According to data from the Regional Task Force on the Homeless, 43 percent of homeless people in the county suffers from a mental or physical illness.
“So if you do the quick math and you understand how big the need is and then you align that with the fact that we only have 73 recuperative care beds in the entire county — you can tell the glaring gap for this needed program."
Ward was joined by Interfaith Community Services CEO Greg Anglea, Benjamin Nicholls of the Hillcrest Business Association and former assemblyman and current county supervisor candidate Nathan Fletcher. They stood in front of an abandoned county-owned building on a multi-acre lot overgrown with weeds. Ward said the site is an example of a perfect opportunity.
“It’s been shuttered for close to 10 years,” Ward said. “Why not take some of the excess property that we have now, rehabilitate it, get it up and running and used for a clear and present need like recuperative care.”
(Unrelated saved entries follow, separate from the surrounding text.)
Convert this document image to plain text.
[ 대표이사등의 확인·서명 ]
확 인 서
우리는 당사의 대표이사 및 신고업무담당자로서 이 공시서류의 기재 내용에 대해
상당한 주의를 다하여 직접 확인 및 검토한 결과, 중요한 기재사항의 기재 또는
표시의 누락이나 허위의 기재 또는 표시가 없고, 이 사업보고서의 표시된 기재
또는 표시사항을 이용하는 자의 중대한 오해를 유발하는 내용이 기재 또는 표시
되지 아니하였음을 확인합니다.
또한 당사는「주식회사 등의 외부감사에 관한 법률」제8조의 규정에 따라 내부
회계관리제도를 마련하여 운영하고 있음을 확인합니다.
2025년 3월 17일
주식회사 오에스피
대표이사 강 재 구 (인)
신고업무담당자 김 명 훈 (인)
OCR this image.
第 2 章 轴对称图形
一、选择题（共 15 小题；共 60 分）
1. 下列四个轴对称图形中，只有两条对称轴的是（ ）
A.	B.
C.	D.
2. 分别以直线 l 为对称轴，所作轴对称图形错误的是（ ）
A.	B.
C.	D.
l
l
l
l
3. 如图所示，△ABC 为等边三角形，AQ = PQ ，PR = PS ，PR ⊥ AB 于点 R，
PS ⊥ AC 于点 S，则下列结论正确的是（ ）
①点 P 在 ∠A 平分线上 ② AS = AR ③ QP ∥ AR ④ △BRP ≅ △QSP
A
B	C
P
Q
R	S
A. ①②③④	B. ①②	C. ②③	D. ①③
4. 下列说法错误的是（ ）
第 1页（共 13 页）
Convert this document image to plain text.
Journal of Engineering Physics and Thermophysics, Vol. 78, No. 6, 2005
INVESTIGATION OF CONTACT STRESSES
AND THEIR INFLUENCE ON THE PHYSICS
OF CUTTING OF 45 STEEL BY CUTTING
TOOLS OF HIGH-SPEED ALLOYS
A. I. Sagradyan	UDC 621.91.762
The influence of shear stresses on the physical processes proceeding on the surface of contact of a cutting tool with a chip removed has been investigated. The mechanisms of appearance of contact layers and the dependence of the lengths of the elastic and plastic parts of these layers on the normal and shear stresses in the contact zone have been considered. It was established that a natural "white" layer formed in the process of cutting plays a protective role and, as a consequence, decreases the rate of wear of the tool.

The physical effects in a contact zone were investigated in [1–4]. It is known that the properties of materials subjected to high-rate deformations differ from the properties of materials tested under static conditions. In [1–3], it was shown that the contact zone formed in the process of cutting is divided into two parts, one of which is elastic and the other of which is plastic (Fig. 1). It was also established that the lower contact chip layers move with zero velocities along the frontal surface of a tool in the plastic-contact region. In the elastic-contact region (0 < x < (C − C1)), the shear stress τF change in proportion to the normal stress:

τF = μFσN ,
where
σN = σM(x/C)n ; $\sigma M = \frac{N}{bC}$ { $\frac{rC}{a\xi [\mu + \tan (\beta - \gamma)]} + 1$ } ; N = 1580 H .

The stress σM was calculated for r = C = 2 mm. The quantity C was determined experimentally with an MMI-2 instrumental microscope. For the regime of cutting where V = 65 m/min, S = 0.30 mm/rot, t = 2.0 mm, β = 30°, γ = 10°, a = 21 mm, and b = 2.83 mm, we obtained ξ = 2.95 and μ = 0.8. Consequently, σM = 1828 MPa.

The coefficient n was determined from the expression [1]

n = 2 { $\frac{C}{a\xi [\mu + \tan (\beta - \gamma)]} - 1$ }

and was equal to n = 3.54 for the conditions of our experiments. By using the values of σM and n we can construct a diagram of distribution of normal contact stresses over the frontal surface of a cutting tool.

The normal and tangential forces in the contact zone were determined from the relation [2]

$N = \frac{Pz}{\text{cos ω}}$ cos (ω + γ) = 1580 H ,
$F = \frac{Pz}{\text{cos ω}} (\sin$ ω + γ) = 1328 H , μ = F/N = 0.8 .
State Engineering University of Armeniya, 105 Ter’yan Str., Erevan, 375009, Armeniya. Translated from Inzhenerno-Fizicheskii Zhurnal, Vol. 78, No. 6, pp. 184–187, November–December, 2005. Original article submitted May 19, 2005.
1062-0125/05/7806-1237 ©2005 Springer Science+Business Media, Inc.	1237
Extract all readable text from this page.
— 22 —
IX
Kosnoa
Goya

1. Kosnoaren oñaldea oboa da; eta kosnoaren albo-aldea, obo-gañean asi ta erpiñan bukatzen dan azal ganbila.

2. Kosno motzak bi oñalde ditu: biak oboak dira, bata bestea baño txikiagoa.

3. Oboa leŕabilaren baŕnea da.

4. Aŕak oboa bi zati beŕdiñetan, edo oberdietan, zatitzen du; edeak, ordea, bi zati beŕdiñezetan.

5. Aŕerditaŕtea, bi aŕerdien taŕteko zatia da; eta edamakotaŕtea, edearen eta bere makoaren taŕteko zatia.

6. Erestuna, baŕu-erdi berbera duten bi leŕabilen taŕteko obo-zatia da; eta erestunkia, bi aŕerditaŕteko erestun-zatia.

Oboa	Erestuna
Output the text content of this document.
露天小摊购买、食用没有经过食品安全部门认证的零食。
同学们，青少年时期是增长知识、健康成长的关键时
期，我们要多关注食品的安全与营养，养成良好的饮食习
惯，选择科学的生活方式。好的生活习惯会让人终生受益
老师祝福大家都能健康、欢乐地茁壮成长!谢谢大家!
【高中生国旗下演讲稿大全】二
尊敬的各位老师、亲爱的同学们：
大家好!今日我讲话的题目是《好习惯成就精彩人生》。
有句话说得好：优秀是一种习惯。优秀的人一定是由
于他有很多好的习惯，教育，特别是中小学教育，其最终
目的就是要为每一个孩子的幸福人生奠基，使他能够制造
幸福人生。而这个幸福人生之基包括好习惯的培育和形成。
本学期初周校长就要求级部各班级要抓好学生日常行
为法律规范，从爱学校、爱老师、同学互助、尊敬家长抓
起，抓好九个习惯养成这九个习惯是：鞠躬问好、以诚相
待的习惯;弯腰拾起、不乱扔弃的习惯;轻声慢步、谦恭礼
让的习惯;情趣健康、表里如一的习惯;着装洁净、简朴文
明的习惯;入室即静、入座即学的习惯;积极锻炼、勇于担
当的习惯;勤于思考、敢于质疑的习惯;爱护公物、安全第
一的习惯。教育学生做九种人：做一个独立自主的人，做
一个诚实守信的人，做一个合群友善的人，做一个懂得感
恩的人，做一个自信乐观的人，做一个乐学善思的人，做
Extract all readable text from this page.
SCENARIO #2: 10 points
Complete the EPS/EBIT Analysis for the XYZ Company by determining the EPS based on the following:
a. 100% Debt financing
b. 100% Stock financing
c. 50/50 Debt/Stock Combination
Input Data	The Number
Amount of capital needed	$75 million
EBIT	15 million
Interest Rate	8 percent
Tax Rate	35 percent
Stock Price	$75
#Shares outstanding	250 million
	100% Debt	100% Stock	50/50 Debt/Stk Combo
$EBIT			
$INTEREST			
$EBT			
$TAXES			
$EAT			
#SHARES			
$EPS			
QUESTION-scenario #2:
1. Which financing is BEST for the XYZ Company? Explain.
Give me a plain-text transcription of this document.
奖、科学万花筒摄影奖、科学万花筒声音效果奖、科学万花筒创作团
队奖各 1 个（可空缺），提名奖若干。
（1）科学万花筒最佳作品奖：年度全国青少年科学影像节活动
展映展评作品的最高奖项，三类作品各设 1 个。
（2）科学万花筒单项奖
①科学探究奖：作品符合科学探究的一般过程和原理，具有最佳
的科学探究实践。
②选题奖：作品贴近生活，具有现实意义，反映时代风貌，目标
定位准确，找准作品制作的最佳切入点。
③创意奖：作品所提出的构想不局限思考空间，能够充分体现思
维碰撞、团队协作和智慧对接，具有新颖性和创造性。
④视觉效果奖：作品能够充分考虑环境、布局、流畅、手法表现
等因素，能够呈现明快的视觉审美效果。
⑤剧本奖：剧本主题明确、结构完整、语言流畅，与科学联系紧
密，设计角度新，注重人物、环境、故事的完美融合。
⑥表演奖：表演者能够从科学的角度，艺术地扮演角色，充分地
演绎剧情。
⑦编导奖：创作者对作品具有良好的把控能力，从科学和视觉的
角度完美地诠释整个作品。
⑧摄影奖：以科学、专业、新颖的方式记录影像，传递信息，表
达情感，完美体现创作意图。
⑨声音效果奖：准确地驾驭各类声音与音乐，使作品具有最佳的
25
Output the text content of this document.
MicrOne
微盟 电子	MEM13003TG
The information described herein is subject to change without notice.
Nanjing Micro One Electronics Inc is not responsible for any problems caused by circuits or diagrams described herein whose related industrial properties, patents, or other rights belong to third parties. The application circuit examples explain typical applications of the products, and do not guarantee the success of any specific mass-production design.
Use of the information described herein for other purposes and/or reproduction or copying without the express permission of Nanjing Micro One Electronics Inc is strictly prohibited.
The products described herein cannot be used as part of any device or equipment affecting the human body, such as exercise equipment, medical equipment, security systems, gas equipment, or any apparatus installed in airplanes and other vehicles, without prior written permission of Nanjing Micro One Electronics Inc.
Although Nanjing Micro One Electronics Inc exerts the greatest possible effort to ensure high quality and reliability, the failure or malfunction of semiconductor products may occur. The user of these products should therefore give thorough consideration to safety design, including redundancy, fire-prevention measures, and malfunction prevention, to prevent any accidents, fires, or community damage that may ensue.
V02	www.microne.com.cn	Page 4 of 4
He said the facilities could be modeled after Interfaith Community Services recuperative care unit that opened three years ago in North County.
“Our 32 bed recuperative care facility in Escondido has helped more than 300 veteran men and women, civilian men and women, address the underlying health condition that landed them in a hospital and move out of our facility to stable housing,” said Interfaith Community Services' Anglea.
“The reason is simple," Anglea explained. "When people find themselves hospitalized, they’re in a moment of change. They can address their underlying health condition, work with a social worker to create a game plan to improve self-sufficiency, and move on into stable housing.”
Ward suggested funding for the facilities could be drawn from the $32 million in state funds that the region is receiving to address the homeless crisis.
“There’s nowhere for these people to go,” Ward said. “It’s heartbreaking but it’s also putting them right back into vulnerable situations and probably going to destine them to have to go right back to the ER when a health condition gets worse again.”